Tiba-tiba pergi, lantas tiba-tiba kembali. Aku menatapnya dengan senyuman tipis, tidak ingin berdebat atau bahkan mendengarkan basa-basi yang panjang. "Apa yang membawa Ibu kemari?"
Ibu mendekat, kemudian tersenyum memperlihatkan kerutan di wajahnya. "Apa kamu mau memulai semuanya dari awal?
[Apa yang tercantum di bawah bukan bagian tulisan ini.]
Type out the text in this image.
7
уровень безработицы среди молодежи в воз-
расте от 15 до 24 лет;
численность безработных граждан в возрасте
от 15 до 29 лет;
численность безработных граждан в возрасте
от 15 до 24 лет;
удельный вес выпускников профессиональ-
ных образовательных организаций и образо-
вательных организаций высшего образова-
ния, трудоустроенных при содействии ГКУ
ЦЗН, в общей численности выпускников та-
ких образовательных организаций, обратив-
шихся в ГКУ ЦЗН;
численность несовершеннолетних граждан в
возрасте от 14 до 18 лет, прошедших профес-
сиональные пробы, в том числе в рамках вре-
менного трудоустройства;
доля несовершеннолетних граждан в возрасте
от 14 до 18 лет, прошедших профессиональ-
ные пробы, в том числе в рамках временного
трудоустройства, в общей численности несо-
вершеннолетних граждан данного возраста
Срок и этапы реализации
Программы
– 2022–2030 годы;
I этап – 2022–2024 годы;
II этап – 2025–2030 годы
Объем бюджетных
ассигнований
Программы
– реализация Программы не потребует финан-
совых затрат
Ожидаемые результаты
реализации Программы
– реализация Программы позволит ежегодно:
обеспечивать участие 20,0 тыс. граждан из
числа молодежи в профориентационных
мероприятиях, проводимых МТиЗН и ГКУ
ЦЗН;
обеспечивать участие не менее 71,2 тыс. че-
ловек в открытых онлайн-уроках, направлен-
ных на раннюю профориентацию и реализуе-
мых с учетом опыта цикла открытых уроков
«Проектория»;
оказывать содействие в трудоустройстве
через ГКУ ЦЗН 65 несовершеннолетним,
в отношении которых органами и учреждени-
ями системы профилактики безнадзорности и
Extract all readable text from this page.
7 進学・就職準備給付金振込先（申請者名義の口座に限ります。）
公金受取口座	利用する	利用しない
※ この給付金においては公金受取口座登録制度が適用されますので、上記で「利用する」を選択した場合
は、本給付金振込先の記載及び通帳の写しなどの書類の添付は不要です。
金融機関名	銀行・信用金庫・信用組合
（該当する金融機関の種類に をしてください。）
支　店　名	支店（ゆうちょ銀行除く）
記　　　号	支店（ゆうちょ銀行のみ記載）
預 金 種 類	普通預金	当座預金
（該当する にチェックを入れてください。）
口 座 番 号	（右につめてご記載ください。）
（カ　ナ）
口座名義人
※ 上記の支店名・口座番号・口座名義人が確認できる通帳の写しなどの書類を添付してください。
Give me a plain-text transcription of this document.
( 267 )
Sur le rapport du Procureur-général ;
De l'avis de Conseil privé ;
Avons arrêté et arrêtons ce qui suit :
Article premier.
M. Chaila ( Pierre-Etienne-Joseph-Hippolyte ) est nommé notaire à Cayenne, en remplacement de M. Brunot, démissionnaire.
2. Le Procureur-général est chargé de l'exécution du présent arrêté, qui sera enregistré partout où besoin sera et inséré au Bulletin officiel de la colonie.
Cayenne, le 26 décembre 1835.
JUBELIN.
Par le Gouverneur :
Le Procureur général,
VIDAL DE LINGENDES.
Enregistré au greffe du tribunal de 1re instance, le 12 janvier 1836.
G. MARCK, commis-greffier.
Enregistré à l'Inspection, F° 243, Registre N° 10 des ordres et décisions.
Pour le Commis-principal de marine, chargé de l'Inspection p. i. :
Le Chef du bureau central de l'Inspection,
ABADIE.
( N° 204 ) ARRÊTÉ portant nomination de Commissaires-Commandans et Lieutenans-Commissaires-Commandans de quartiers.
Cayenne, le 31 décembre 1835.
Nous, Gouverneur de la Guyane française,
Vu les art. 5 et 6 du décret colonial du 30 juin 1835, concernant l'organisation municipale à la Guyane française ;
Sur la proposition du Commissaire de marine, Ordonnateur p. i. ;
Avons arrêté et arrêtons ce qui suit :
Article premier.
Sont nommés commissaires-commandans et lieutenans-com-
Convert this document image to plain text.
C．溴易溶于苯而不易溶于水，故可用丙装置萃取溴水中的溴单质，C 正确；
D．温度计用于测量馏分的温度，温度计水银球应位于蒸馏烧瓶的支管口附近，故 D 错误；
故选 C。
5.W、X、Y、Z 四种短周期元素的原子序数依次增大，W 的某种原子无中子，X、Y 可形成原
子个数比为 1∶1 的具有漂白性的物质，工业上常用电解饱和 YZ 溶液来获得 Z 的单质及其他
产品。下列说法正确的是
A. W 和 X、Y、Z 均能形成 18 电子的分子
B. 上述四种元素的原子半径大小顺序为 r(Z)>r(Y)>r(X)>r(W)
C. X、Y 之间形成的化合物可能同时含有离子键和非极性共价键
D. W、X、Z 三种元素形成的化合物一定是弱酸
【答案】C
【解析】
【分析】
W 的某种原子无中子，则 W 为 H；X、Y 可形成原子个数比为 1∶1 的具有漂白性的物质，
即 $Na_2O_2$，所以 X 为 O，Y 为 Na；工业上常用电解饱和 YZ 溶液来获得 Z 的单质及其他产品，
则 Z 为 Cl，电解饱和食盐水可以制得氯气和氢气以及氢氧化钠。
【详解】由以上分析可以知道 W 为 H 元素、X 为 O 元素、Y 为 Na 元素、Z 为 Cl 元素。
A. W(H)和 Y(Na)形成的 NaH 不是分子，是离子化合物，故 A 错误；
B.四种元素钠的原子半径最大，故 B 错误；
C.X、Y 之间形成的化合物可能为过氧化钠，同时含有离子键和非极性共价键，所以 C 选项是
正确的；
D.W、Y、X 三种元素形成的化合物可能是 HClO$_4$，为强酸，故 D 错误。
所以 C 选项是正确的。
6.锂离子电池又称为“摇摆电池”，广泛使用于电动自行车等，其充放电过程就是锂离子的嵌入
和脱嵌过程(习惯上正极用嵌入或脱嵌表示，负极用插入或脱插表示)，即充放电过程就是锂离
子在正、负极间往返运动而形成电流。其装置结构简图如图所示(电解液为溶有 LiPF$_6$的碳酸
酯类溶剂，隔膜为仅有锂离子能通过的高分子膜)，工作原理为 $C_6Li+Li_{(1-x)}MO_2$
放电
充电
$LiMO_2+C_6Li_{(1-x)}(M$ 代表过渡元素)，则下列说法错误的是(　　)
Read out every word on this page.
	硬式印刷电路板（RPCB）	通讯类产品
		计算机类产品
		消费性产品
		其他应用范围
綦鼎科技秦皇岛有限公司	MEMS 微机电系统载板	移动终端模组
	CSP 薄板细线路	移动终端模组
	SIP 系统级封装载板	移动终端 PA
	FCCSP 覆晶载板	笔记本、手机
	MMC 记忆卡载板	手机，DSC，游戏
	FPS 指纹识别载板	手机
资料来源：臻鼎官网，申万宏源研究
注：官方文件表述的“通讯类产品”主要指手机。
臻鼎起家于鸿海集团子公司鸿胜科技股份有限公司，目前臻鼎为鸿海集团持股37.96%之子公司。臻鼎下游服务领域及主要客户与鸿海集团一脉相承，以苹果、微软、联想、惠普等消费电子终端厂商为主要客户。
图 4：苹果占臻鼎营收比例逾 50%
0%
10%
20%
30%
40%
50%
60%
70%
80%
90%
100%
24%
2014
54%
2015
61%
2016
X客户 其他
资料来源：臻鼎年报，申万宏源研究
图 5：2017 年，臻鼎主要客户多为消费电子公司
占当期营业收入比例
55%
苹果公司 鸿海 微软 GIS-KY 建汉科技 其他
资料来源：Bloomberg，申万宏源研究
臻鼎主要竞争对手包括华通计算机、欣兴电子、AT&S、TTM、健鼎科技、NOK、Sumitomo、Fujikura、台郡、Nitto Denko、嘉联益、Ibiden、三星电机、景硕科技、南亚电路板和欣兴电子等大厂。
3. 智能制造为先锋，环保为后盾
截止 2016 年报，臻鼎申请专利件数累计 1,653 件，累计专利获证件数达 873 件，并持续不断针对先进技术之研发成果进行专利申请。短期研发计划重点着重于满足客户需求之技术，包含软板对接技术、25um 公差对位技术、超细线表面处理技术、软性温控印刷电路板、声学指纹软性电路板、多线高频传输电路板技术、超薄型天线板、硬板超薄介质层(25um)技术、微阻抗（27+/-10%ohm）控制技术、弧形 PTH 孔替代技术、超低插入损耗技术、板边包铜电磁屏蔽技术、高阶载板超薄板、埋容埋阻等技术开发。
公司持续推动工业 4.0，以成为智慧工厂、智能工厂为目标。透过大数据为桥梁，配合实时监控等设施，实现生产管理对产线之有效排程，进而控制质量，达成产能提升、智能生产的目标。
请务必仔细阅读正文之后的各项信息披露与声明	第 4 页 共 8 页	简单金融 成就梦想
Hidup bersama Ibu di rumah baru?"
Aku menatapnya tidak percaya. "Bersama Ayah baru? Adik baru? Kakak baru? Hentikanlah, Ibu. Akmal capek. Tidak Ayah, tidak Ibu, kalian berdua sama saja."
"Ibu berjanji--"
Aku menggeleng cepat. "Jangan pernah berjanji, Ibu. Jangan pernah berjanji pada hal yang nggak bisa Ibu tepati."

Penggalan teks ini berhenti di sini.